Entre la violence et la destruction, les réalisateurs nous montrent la vie quotidienne en Cisjordanie. Les adultes tentent de maintenir l'ordre dans leur foyer. Les familles et les amis pleurent les blessés et les morts. Des enfants pleurent leurs maisons qui gisent sur le sol. Ce film touche un point sensible, car ce ne sont pas tant les militants qui sont les principales victimes de l'occupation, mais les générations suivantes.
Plaques d'immatriculation jaunes et vertes
Malgré leur cause commune, la descendance est une différence essentielle entre le Palestinien Basel Adra et l'Israélien Yuval Abraham. Les plaques d'immatriculation palestiniennes sont vertes et ne peuvent pas entrer en Israël, tandis que les plaques d'immatriculation israéliennes sont jaunes et permettent de circuler partout.
Cette question est abordée assez tardivement dans le documentaire, mais elle est essentielle. Abraham roule avec une plaque d'immatriculation jaune et Adra avec une verte. Abraham peut laisser la misère derrière lui la nuit, Adra ne le peut pas.
Le conflit met donc à rude épreuve leurs relations personnelles. Abraham revient chaque fois avec un enthousiasme renouvelé. Il se promet de ne pas se reposer tant que la situation n'aura pas été éclaircie. Adra, en revanche, perd peu à peu son énergie. Il ne peut jamais échapper à l'oppression, car il s'agit de sa terre. Pourtant, il garde le moral en disant qu'une goutte d'eau peut être sans effet, mais que plusieurs gouttes d'eau peuvent altérer une pierre.

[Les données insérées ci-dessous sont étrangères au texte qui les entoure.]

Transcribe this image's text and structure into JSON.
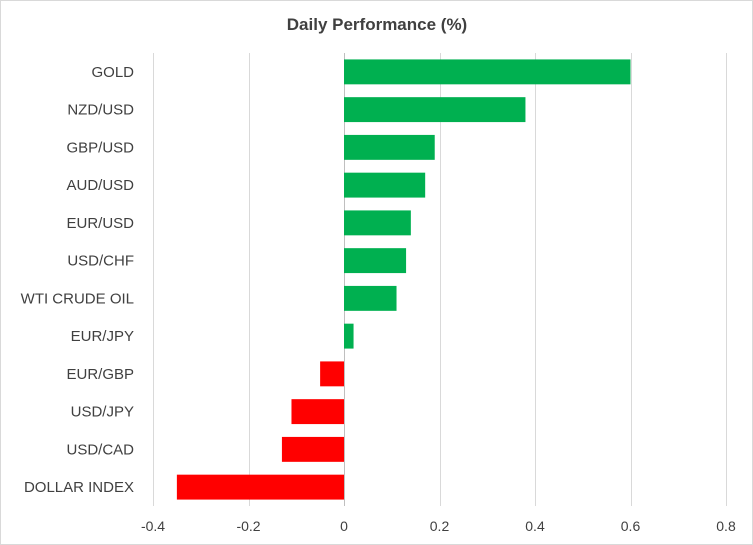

Parallèlement, Abraham rencontre de nombreux autres problèmes. Les Palestiniens se méfient d'abord d'Abraham, mais sont ouverts à la conversation. Il fait partie des bons », répètent-ils à l'envi. Mais plus rien ne change dans la situation à Masafer Yatta, plus les Palestiniens se montrent hostiles à l'égard du journaliste israélien. À la fin, un Palestinien désemparé soupire : « Tant que nous pouvons encore discuter ».

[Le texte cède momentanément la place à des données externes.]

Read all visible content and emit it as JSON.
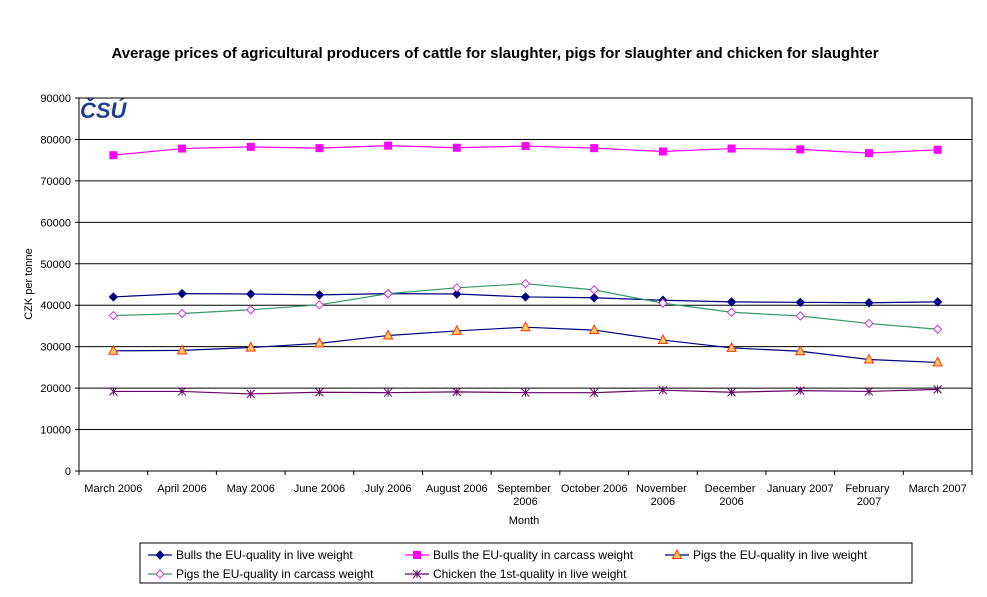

Chez lui, en Israël, Abraham tente de dénoncer les abus, mais il se heurte surtout à l'incompréhension et à l'intimidation. « On entend dire : « Tu es antijuif ! Des Israéliens qui le repèrent à Masafer Yatta le filment et l'insultent. Bien qu'Abraham roule avec une plaque d'immatriculation jaune, il ne semble être chez lui nulle part.
Pour l'amour de Dieu
Ce qui est frappant dans « No Other Land », c'est qu'il ne mentionne pratiquement pas de dieu. Le cliché veut que le conflit entre Israël et la Palestine tourne autour des Juifs et des Musulmans. Mais l'occupation ne tourne pas autour de la religion, mais bien autour de la terre, de la loi et du pouvoir.
Une anecdote concernant la visite de l'ancien premier ministre britannique Tony Blair l'illustre peut-être le mieux. Après avoir visité un village sur la rive, les maisons qu'il avait visitées n'étaient plus menacées par le marteau-pilon. Au contraire, elles étaient protégées par Israël, alors qu'ailleurs sur la rive, la destruction se poursuivait.
No Other Land » montre le cœur du conflit et ses conséquences dégradantes. Des séquences authentiques, entrecoupées de conversations entre les réalisateurs et avec des Palestiniens et des Israéliens, placent le spectateur au cœur du chaos. Peu de documentaires mettent en lumière la coopération et la compassion de manière aussi obsédante que celui-ci. Peut-être devrions-nous tous nous poser un peu plus souvent la question de savoir quand nous nous marierons.